ORS 197.835(11)(b) only allows LUBA to overlook inadequate findings when the evidentiary record “clearly supports” the county’s decision.

     Paul Grimstad (petitioner) appealed a county decision concluding that a tract of land included three legal “lots of record” under the county code. In 1973 three parcels located within the Exclusive Farm Use (EFU) zone, each different tax lots, were transferred or contracted to be transferred; Parcel 1, via warranty deed, and Parcels 2 and 3 via land sale contract.

     Following intervenor’s request, a 2015 Lot of Record decision concluded that tax lot 700 included three legal lots of record. Based on the 2015 decision, intervenor applied to the county for a property line adjustment, which was approved. As a result of the 2016 survey, the intervenor discovered that a portion of the petitioner’s driveway was located on tax lot 700. 

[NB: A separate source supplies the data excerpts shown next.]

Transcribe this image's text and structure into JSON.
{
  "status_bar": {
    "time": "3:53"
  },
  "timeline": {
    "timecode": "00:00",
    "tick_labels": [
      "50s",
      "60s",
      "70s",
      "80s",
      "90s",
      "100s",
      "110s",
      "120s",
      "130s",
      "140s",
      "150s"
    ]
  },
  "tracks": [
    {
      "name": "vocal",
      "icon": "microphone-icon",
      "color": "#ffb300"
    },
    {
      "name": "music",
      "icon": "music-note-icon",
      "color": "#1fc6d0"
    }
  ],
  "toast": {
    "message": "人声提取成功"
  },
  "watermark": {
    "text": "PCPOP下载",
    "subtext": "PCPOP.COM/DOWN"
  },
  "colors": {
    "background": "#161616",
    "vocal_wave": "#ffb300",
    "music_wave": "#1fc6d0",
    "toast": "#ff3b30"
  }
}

     Petitioner alleged six assignments of error. His second and third assignments challenged the county’s decision that Parcel 2 was a Lot of Record since the document lacked signature and date as required by Deschutes County Code (DCC) 18.04.030. Petitioner also alleged that the document did not contain a separate legal description, and if it was deemed to have a description, it described more than one unit of land, in violation of 18.04.030. Intervenor responded that even if the record was insufficient, LUBA should affirm under ORS 197.835(11)(b). LUBA disagreed with intervenor, finding ORS 197.835(11)(b) only allows LUBA to overlook inadequate findings when the evidentiary record “clearly supports” the decision. LUBA found no evidence in the record that clearly supported the county’s conclusion that the 1973 land sale contract was the instrument that rendered Parcel 2 a Lot of Record. LUBA determined remand was necessary for the county to reconsider whether Parcel 2 and Parcel X exist as separate units of land and whether they qualify as Lots of Record as defined by DDC 18.04.030. REMANDED.